Allen is also the company’s business response and resource lead for the COVID-19 pandemic, and served in a similar capacity during the 2009 H1N1 pandemic.
“[The crisis] makes it very crystal clear what is truly essential to get work done — what are the things that you need to invest in, what are the tools that your people really need to have,” she said.
Allen added the physical workplace is going to change, or is already changing, significantly. She said open workspaces that do not allow for much separation between people need to be rethought for the long-term. In addition, employers might want to consider providing or installing more protective equipment and barriers, staggering shifts and offering more flexibility in terms of working remotely.
In the case of FreshBooks, DiPoce said the workplace will need to change to allow for more distancing, and cleanliness will be a priority.
“We’re going to have to alternate the desks. We may have to configure the desks or get smaller desks because we don’t have space for all of them,” DiPoce said, noting that people returning in stages will alleviate some of this concern.
DiPoce said she’s also considering marked pathways like the ones now found in grocery stores, which, she acknowledges, might seem foreign in an office setting.
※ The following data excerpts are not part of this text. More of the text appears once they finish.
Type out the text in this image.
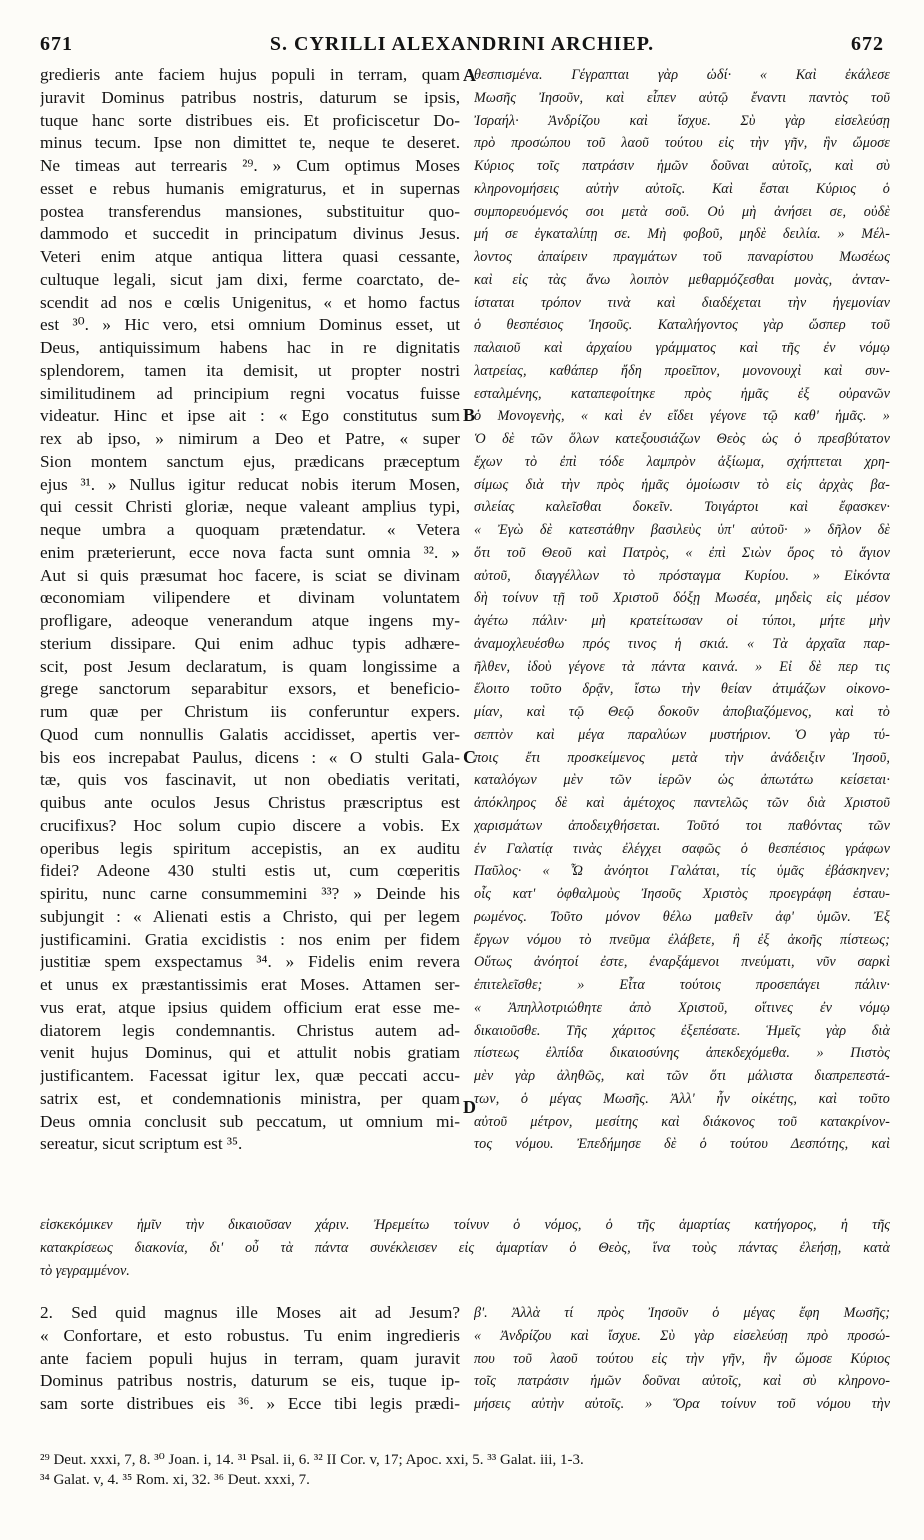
671	S. CYRILLI ALEXANDRINI ARCHIEP.	672
gredieris ante faciem hujus populi in terram, quam
juravit Dominus patribus nostris, daturum se ipsis,
tuque hanc sorte distribues eis. Et proficiscetur Do-
minus tecum. Ipse non dimittet te, neque te deseret.
Ne timeas aut terrearis ²⁹. » Cum optimus Moses
esset e rebus humanis emigraturus, et in supernas
postea transferendus mansiones, substituitur quo-
dammodo et succedit in principatum divinus Jesus.
Veteri enim atque antiqua littera quasi cessante,
cultuque legali, sicut jam dixi, ferme coarctato, de-
scendit ad nos e cœlis Unigenitus, « et homo factus
est ³⁰. » Hic vero, etsi omnium Dominus esset, ut
Deus, antiquissimum habens hac in re dignitatis
splendorem, tamen ita demisit, ut propter nostri
similitudinem ad principium regni vocatus fuisse
videatur. Hinc et ipse ait : « Ego constitutus sum
rex ab ipso, » nimirum a Deo et Patre, « super
Sion montem sanctum ejus, prædicans præceptum
ejus ³¹. » Nullus igitur reducat nobis iterum Mosen,
qui cessit Christi gloriæ, neque valeant amplius typi,
neque umbra a quoquam prætendatur. « Vetera
enim præterierunt, ecce nova facta sunt omnia ³². »
Aut si quis præsumat hoc facere, is sciat se divinam
œconomiam vilipendere et divinam voluntatem
profligare, adeoque venerandum atque ingens my-
sterium dissipare. Qui enim adhuc typis adhære-
scit, post Jesum declaratum, is quam longissime a
grege sanctorum separabitur exsors, et beneficio-
rum quæ per Christum iis conferuntur expers.
Quod cum nonnullis Galatis accidisset, apertis ver-
bis eos increpabat Paulus, dicens : « O stulti Gala-
tæ, quis vos fascinavit, ut non obediatis veritati,
quibus ante oculos Jesus Christus præscriptus est
crucifixus? Hoc solum cupio discere a vobis. Ex
operibus legis spiritum accepistis, an ex auditu
fidei? Adeone 430 stulti estis ut, cum cœperitis
spiritu, nunc carne consummemini ³³? » Deinde his
subjungit : « Alienati estis a Christo, qui per legem
justificamini. Gratia excidistis : nos enim per fidem
justitiæ spem exspectamus ³⁴. » Fidelis enim revera
et unus ex præstantissimis erat Moses. Attamen ser-
vus erat, atque ipsius quidem officium erat esse me-
diatorem legis condemnantis. Christus autem ad-
venit hujus Dominus, qui et attulit nobis gratiam
justificantem. Facessat igitur lex, quæ peccati accu-
satrix est, et condemnationis ministra, per quam
Deus omnia conclusit sub peccatum, ut omnium mi-
sereatur, sicut scriptum est ³⁵.
θεσπισμένα. Γέγραπται γὰρ ὡδί· « Καὶ ἐκάλεσε
Μωσῆς Ἰησοῦν, καὶ εἶπεν αὐτῷ ἔναντι παντὸς τοῦ
Ἰσραήλ· Ἀνδρίζου καὶ ἴσχυε. Σὺ γὰρ εἰσελεύσῃ
πρὸ προσώπου τοῦ λαοῦ τούτου εἰς τὴν γῆν, ἣν ὤμοσε
Κύριος τοῖς πατράσιν ἡμῶν δοῦναι αὐτοῖς, καὶ σὺ
κληρονομήσεις αὐτὴν αὐτοῖς. Καὶ ἔσται Κύριος ὁ
συμπορευόμενός σοι μετὰ σοῦ. Οὐ μὴ ἀνήσει σε, οὐδὲ
μή σε ἐγκαταλίπῃ σε. Μὴ φοβοῦ, μηδὲ δειλία. » Μέλ-
λοντος ἀπαίρειν πραγμάτων τοῦ παναρίστου Μωσέως
καὶ εἰς τὰς ἄνω λοιπὸν μεθαρμόζεσθαι μονὰς, ἀνταν-
ίσταται τρόπον τινὰ καὶ διαδέχεται τὴν ἡγεμονίαν
ὁ θεσπέσιος Ἰησοῦς. Καταλήγοντος γὰρ ὥσπερ τοῦ
παλαιοῦ καὶ ἀρχαίου γράμματος καὶ τῆς ἐν νόμῳ
λατρείας, καθάπερ ἤδη προεῖπον, μονονουχὶ καὶ συν-
εσταλμένης, καταπεφοίτηκε πρὸς ἡμᾶς ἐξ οὐρανῶν
ὁ Μονογενὴς, « καὶ ἐν εἴδει γέγονε τῷ καθ' ἡμᾶς. »
Ὁ δὲ τῶν ὅλων κατεξουσιάζων Θεὸς ὡς ὁ πρεσβύτατον
ἔχων τὸ ἐπὶ τόδε λαμπρὸν ἀξίωμα, σχήπτεται χρη-
σίμως διὰ τὴν πρὸς ἡμᾶς ὁμοίωσιν τὸ εἰς ἀρχὰς βα-
σιλείας καλεῖσθαι δοκεῖν. Τοιγάρτοι καὶ ἔφασκεν·
« Ἐγὼ δὲ κατεστάθην βασιλεὺς ὑπ' αὐτοῦ· » δῆλον δὲ
ὅτι τοῦ Θεοῦ καὶ Πατρὸς, « ἐπὶ Σιὼν ὄρος τὸ ἅγιον
αὐτοῦ, διαγγέλλων τὸ πρόσταγμα Κυρίου. » Εἰκόντα
δὴ τοίνυν τῇ τοῦ Χριστοῦ δόξῃ Μωσέα, μηδεὶς εἰς μέσον
ἀγέτω πάλιν· μὴ κρατείτωσαν οἱ τύποι, μήτε μὴν
ἀναμοχλευέσθω πρός τινος ἡ σκιά. « Τὰ ἀρχαῖα παρ-
ῆλθεν, ἰδοὺ γέγονε τὰ πάντα καινά. » Εἰ δὲ περ τις
ἕλοιτο τοῦτο δρᾷν, ἴστω τὴν θείαν ἀτιμάζων οἰκονο-
μίαν, καὶ τῷ Θεῷ δοκοῦν ἀποβιαζόμενος, καὶ τὸ
σεπτὸν καὶ μέγα παραλύων μυστήριον. Ὁ γὰρ τύ-
ποις ἔτι προσκείμενος μετὰ τὴν ἀνάδειξιν Ἰησοῦ,
καταλόγων μὲν τῶν ἱερῶν ὡς ἀπωτάτω κείσεται·
ἀπόκληρος δὲ καὶ ἀμέτοχος παντελῶς τῶν διὰ Χριστοῦ
χαρισμάτων ἀποδειχθήσεται. Τοῦτό τοι παθόντας τῶν
ἐν Γαλατίᾳ τινὰς ἐλέγχει σαφῶς ὁ θεσπέσιος γράφων
Παῦλος· « Ὦ ἀνόητοι Γαλάται, τίς ὑμᾶς ἐβάσκηνεν;
οἷς κατ' ὀφθαλμοὺς Ἰησοῦς Χριστὸς προεγράφη ἐσταυ-
ρωμένος. Τοῦτο μόνον θέλω μαθεῖν ἀφ' ὑμῶν. Ἐξ
ἔργων νόμου τὸ πνεῦμα ἐλάβετε, ἢ ἐξ ἀκοῆς πίστεως;
Οὕτως ἀνόητοί ἐστε, ἐναρξάμενοι πνεύματι, νῦν σαρκὶ
ἐπιτελεῖσθε; » Εἶτα τούτοις προσεπάγει πάλιν·
« Ἀπηλλοτριώθητε ἀπὸ Χριστοῦ, οἵτινες ἐν νόμῳ
δικαιοῦσθε. Τῆς χάριτος ἐξεπέσατε. Ἡμεῖς γὰρ διὰ
πίστεως ἐλπίδα δικαιοσύνης ἀπεκδεχόμεθα. » Πιστὸς
μὲν γὰρ ἀληθῶς, καὶ τῶν ὅτι μάλιστα διαπρεπεστά-
των, ὁ μέγας Μωσῆς. Ἀλλ' ἦν οἰκέτης, καὶ τοῦτο
αὐτοῦ μέτρον, μεσίτης καὶ διάκονος τοῦ κατακρίνον-
τος νόμου. Ἐπεδήμησε δὲ ὁ τούτου Δεσπότης, καὶ
εἰσκεκόμικεν ἡμῖν τὴν δικαιοῦσαν χάριν. Ἠρεμείτω τοίνυν ὁ νόμος, ὁ τῆς ἁμαρτίας κατήγορος, ἡ τῆς
κατακρίσεως διακονία, δι' οὗ τὰ πάντα συνέκλεισεν εἰς ἁμαρτίαν ὁ Θεὸς, ἵνα τοὺς πάντας ἐλεήσῃ, κατὰ
τὸ γεγραμμένον.
2. Sed quid magnus ille Moses ait ad Jesum?
« Confortare, et esto robustus. Tu enim ingredieris
ante faciem populi hujus in terram, quam juravit
Dominus patribus nostris, daturum se eis, tuque ip-
sam sorte distribues eis ³⁶. » Ecce tibi legis prædi-
β'. Ἀλλὰ τί πρὸς Ἰησοῦν ὁ μέγας ἔφη Μωσῆς;
« Ἀνδρίζου καὶ ἴσχυε. Σὺ γὰρ εἰσελεύσῃ πρὸ προσώ-
που τοῦ λαοῦ τούτου εἰς τὴν γῆν, ἣν ὤμοσε Κύριος
τοῖς πατράσιν ἡμῶν δοῦναι αὐτοῖς, καὶ σὺ κληρονο-
μήσεις αὐτὴν αὐτοῖς. » Ὅρα τοίνυν τοῦ νόμου τὴν
A
B
C
D
²⁹ Deut. xxxi, 7, 8. ³⁰ Joan. i, 14. ³¹ Psal. ii, 6. ³² II Cor. v, 17; Apoc. xxi, 5. ³³ Galat. iii, 1-3.
³⁴ Galat. v, 4. ³⁵ Rom. xi, 32. ³⁶ Deut. xxxi, 7.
But it may be necessary so that people are aware of what sufficient distancing looks like.
DiPoce said there is a silver lining to the daunting challenge she and other business leaders around the world are facing.
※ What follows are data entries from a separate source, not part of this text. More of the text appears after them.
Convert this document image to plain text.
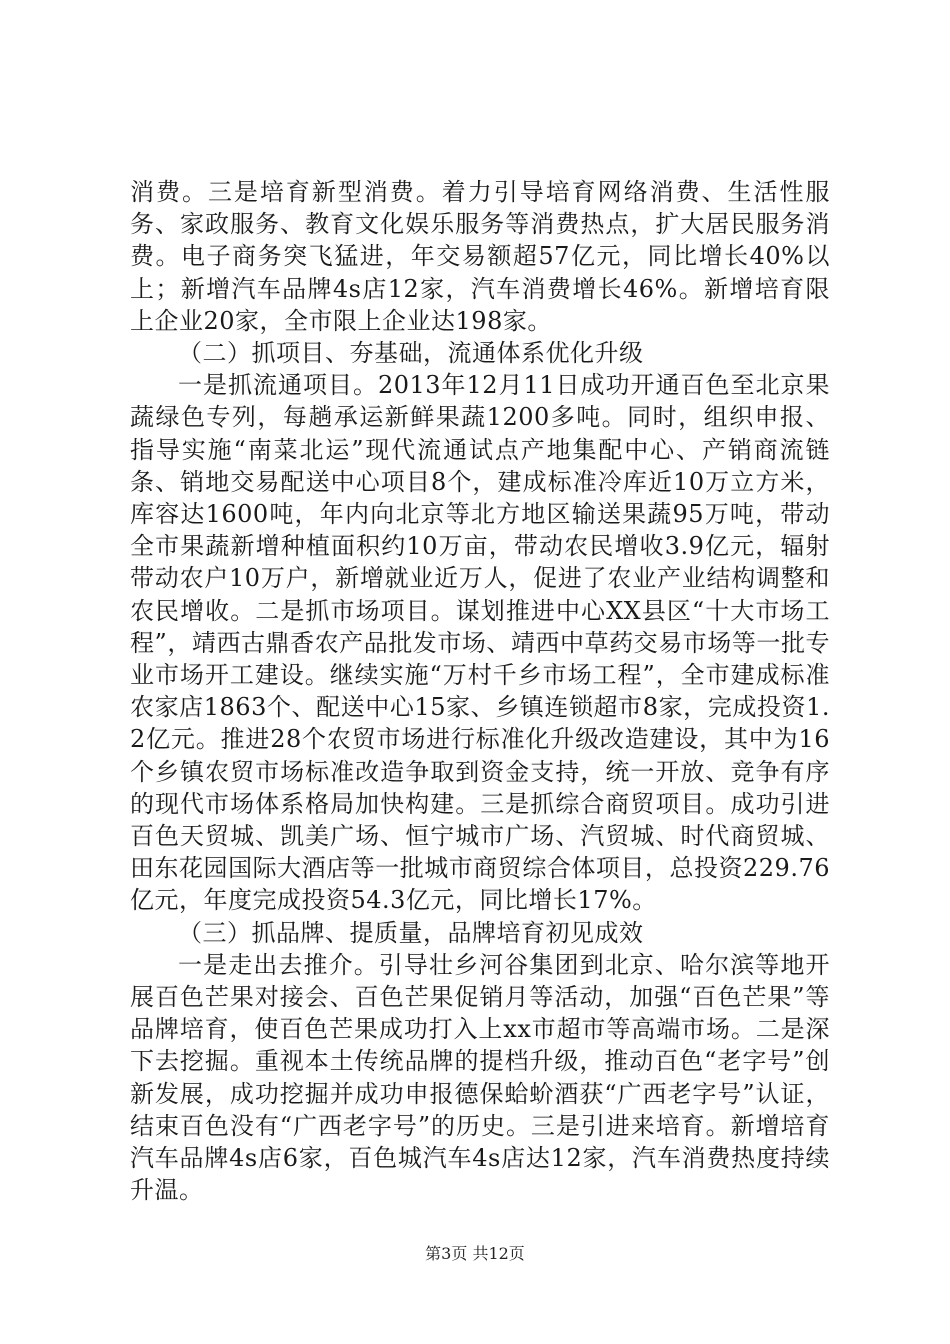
消费。三是培育新型消费。着力引导培育网络消费、生活性服务、家政服务、教育文化娱乐服务等消费热点，扩大居民服务消费。电子商务突飞猛进，年交易额超57亿元，同比增长40%以上；新增汽车品牌4s店12家，汽车消费增长46%。新增培育限上企业20家，全市限上企业达198家。

（二）抓项目、夯基础，流通体系优化升级

一是抓流通项目。2013年12月11日成功开通百色至北京果蔬绿色专列，每趟承运新鲜果蔬1200多吨。同时，组织申报、指导实施“南菜北运”现代流通试点产地集配中心、产销商流链条、销地交易配送中心项目8个，建成标准冷库近10万立方米，库容达1600吨，年内向北京等北方地区输送果蔬95万吨，带动全市果蔬新增种植面积约10万亩，带动农民增收3.9亿元，辐射带动农户10万户，新增就业近万人，促进了农业产业结构调整和农民增收。二是抓市场项目。谋划推进中心XX县区“十大市场工程”，靖西古鼎香农产品批发市场、靖西中草药交易市场等一批专业市场开工建设。继续实施“万村千乡市场工程”，全市建成标准农家店1863个、配送中心15家、乡镇连锁超市8家，完成投资1.2亿元。推进28个农贸市场进行标准化升级改造建设，其中为16个乡镇农贸市场标准改造争取到资金支持，统一开放、竞争有序的现代市场体系格局加快构建。三是抓综合商贸项目。成功引进百色天贸城、凯美广场、恒宁城市广场、汽贸城、时代商贸城、田东花园国际大酒店等一批城市商贸综合体项目，总投资229.76亿元，年度完成投资54.3亿元，同比增长17%。

（三）抓品牌、提质量，品牌培育初见成效

一是走出去推介。引导壮乡河谷集团到北京、哈尔滨等地开展百色芒果对接会、百色芒果促销月等活动，加强“百色芒果”等品牌培育，使百色芒果成功打入上xx市超市等高端市场。二是深下去挖掘。重视本土传统品牌的提档升级，推动百色“老字号”创新发展，成功挖掘并成功申报德保蛤蚧酒获“广西老字号”认证，结束百色没有“广西老字号”的历史。三是引进来培育。新增培育汽车品牌4s店6家，百色城汽车4s店达12家，汽车消费热度持续升温。

第3页 共12页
“I see it as a huge opportunity for companies to have a work-from-anywhere workplace. It can be done, and it can be done really, really well,” she said.
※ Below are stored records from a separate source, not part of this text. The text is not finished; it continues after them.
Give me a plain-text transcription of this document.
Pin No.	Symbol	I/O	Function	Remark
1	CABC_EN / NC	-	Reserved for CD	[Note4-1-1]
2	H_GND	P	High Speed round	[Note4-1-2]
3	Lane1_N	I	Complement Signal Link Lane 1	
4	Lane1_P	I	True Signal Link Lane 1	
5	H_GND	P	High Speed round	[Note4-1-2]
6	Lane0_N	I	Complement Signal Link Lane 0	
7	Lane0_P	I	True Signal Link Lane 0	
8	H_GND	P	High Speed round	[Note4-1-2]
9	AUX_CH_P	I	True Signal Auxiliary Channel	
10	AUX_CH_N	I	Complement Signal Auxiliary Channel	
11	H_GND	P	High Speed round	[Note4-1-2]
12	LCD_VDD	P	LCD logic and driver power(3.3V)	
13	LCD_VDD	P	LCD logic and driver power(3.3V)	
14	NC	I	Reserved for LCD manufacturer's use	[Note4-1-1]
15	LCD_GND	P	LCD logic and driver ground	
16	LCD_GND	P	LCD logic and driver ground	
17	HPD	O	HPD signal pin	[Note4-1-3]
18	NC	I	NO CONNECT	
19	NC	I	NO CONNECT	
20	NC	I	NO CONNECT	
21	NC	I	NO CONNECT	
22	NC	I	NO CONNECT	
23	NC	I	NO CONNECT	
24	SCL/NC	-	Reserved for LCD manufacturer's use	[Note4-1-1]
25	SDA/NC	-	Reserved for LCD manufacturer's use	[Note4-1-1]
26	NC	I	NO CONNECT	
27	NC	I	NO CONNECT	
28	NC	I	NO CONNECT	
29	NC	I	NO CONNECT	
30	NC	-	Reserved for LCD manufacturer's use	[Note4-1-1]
“What that does, that opens up a huge talent pool in terms of a footprint. That will be the biggest differentiator for companies and workplaces who can do that well.”
‘Giving people a sense of control’
Succeeding in the post-COVID-19 world hinges on more than the physical considerations. Business leaders may also need to rethink their company culture and how they can better support their workers.
“The focus on supporting employee well-being and mental health, and how critical that is to your business’s sustainability, has never been clearer,” Allen said. “This is something that gets recognized by investors. It’s clear your business resilience has a lot to do with how you support your people."
In Morneau Shepell’s Mental Health Index report released last month, 80 per cent of the 3,000 Canadians surveyed said the pandemic has had a negative impact on their mental health. The number-one concern was financial uncertainty (55 per cent), followed by fear of the death of a loved one (43 per cent).
While not all employers are in a position to dole out raises, they can support their people by other means, according to Allen.
“It’s not just about giving money. But it is about giving people a sense of control,” Allen said. “So giving them tools, information, approaches, services to help them plan what their contingencies are.”
Barata of the Future Skills Centre said the benefit to employers of investing in the well-being of their people is a more resilient, productive and loyal workforce.
“In the midst of the crisis and the real human tragedy that’s happening, there are opportunities to actually start to think about how we invest more in our workers and their learning agenda,” he said.
“It’s going to be good not just for the overall economy. [It will help companies] get out of the hiring revolving door and just build a workforce that’s loyal and that sees itself as valuable.”
This is the first instalment in 'The Evolution of the Workplace,' BNN Bloomberg's weekly in-depth series looking at how workplaces in Canada are changing due to the COVID-19 pandemic.